We like Hibernate because it factors out a significant redundancy: the code that shuttles data between rows in the database and objects in memory. Instead of writing those instructions for every class or littering the source tree with generated JDBC code, Hibernate performs these operations internally. It’s a mature, widely-used technology written by people who know far more about database programming than most of us.
Even so, using Hibernate is not without costs. Some mapping relationships, like all-delete-orphan collections or joined subclasses, can be a real brain-teasers. But let’s be fair: those are difficult problems no matter how you approach them. Who even attempts full-featured collections and class hierarchies in in JDBC? Before Hibernate and other relation mapping tools, most people made do with very limited object orientation in their persisted objects.
Skimming through the Hibernate documentation is like walking though an ORM candy store. Almost anything is possible, and looks easy. There aren’t any warning signs when you go from mapping simple properties to collections. So consider this a sign: don’t even think of using the more complicated constructions until you’ve experimented with the simpler ones. You will only be wasting your time solving problems that you could tackle later in half the time.
After the burden of learning relational-mapping concepts and terminology, Hibernate’s biggest cost is session babysitting. Though entities created by Hibernate look and feel like normal objects, the illusion only holds to a single “unit of work” session. When that session is closed, you can no longer trust those entities to even display correctly, as parts of them may be lazy loaded. Trying to work around the restriction is futile.

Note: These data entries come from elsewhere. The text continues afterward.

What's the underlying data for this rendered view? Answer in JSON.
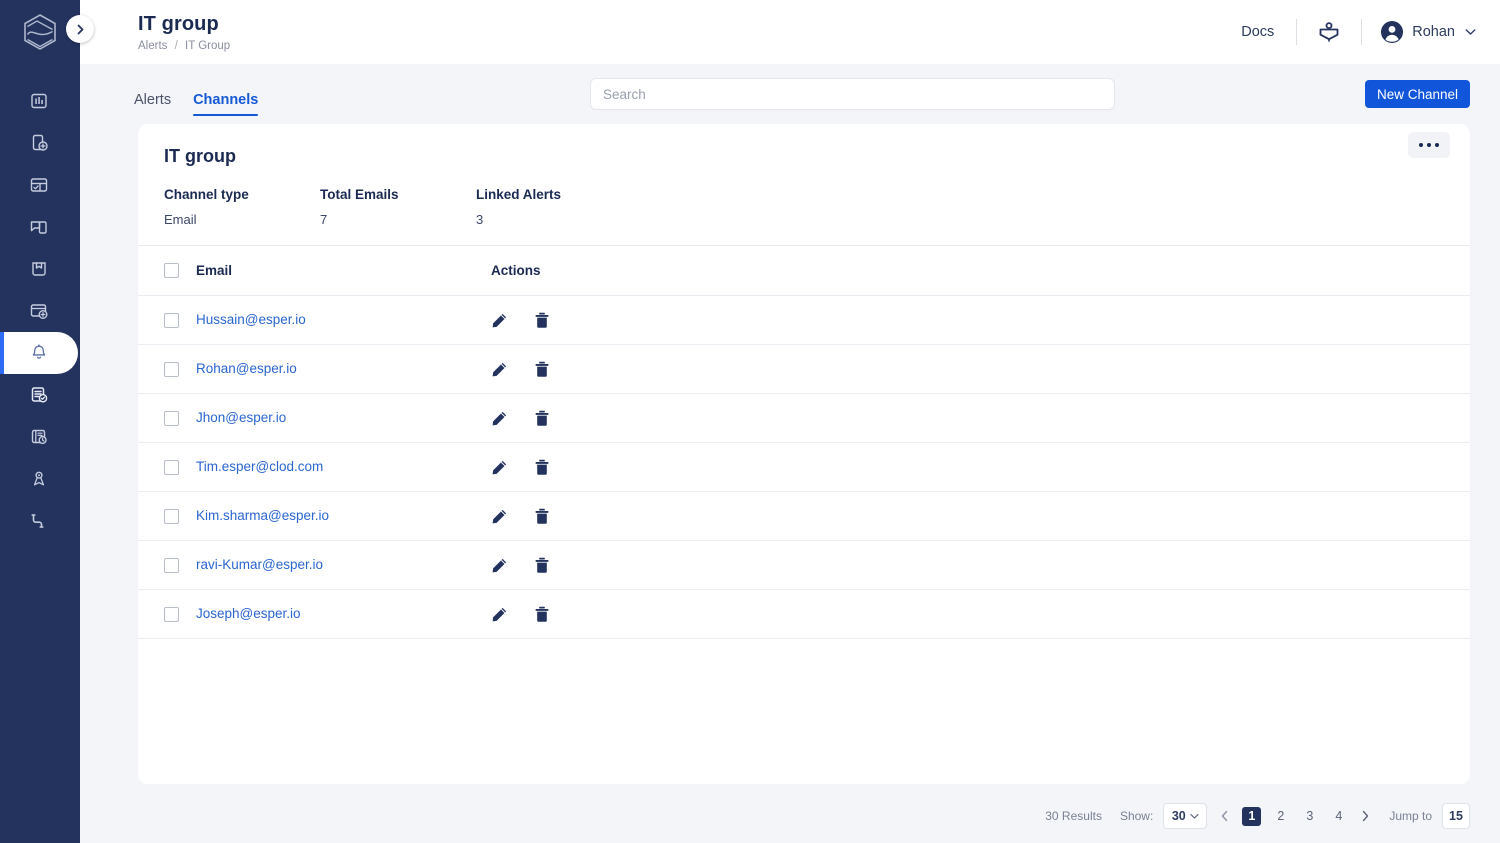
{
  "sidebar": {
    "logo_name": "esper-hexagon-logo",
    "collapse_label": "›",
    "items": [
      {
        "icon": "dashboard-chart-icon",
        "name": "dashboard",
        "active": false
      },
      {
        "icon": "device-add-icon",
        "name": "devices",
        "active": false
      },
      {
        "icon": "app-management-icon",
        "name": "apps",
        "active": false
      },
      {
        "icon": "content-icon",
        "name": "content",
        "active": false
      },
      {
        "icon": "blueprint-icon",
        "name": "blueprints",
        "active": false
      },
      {
        "icon": "group-add-icon",
        "name": "groups",
        "active": false
      },
      {
        "icon": "bell-icon",
        "name": "alerts",
        "active": true
      },
      {
        "icon": "report-check-icon",
        "name": "reports",
        "active": false
      },
      {
        "icon": "compliance-icon",
        "name": "compliance",
        "active": false
      },
      {
        "icon": "pipeline-icon",
        "name": "pipelines",
        "active": false
      },
      {
        "icon": "integration-icon",
        "name": "integrations",
        "active": false
      }
    ]
  },
  "header": {
    "title": "IT group",
    "breadcrumb_parent": "Alerts",
    "breadcrumb_sep": "/",
    "breadcrumb_current": "IT Group",
    "docs_label": "Docs",
    "learn_icon": "academy-book-icon",
    "user_name": "Rohan",
    "user_avatar_icon": "avatar-icon",
    "chevron_icon": "chevron-down-icon"
  },
  "toolbar": {
    "tabs": [
      {
        "label": "Alerts",
        "active": false
      },
      {
        "label": "Channels",
        "active": true
      }
    ],
    "search_placeholder": "Search",
    "search_value": "",
    "new_channel_label": "New Channel"
  },
  "card": {
    "title": "IT group",
    "kebab_icon": "more-options-icon",
    "meta": [
      {
        "label": "Channel type",
        "value": "Email"
      },
      {
        "label": "Total Emails",
        "value": "7"
      },
      {
        "label": "Linked Alerts",
        "value": "3"
      }
    ],
    "table": {
      "columns": [
        "Email",
        "Actions"
      ],
      "rows": [
        {
          "email": "Hussain@esper.io"
        },
        {
          "email": "Rohan@esper.io"
        },
        {
          "email": "Jhon@esper.io"
        },
        {
          "email": "Tim.esper@clod.com"
        },
        {
          "email": "Kim.sharma@esper.io"
        },
        {
          "email": "ravi-Kumar@esper.io"
        },
        {
          "email": "Joseph@esper.io"
        }
      ],
      "row_actions": [
        {
          "icon": "edit-pencil-icon",
          "name": "edit"
        },
        {
          "icon": "delete-trash-icon",
          "name": "delete"
        }
      ]
    }
  },
  "pagination": {
    "results_label": "30 Results",
    "show_label": "Show:",
    "page_size": "30",
    "prev_icon": "chevron-left-icon",
    "next_icon": "chevron-right-icon",
    "pages": [
      "1",
      "2",
      "3",
      "4"
    ],
    "current_page": "1",
    "jump_label": "Jump to",
    "jump_value": "15"
  },
  "colors": {
    "sidebar_bg": "#23335e",
    "accent_blue": "#1155db",
    "link_blue": "#2a66d0",
    "page_bg": "#f4f5f9",
    "title_navy": "#1b2a52"
  }
}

This presents an immediate problem, as the open session in view technique is by far the most common for Web applications. A “view” of one request cycle does not necessarily correspond to a practical “unit of work,” which often spans several requests. And in Wicket, one of the greatest pleasures is ignoring the request cycle so that Web interface logic can resemble desktop GUI logic. The disconnect between this mode of interaction and a single-request Hibernate session would seem to be devastating.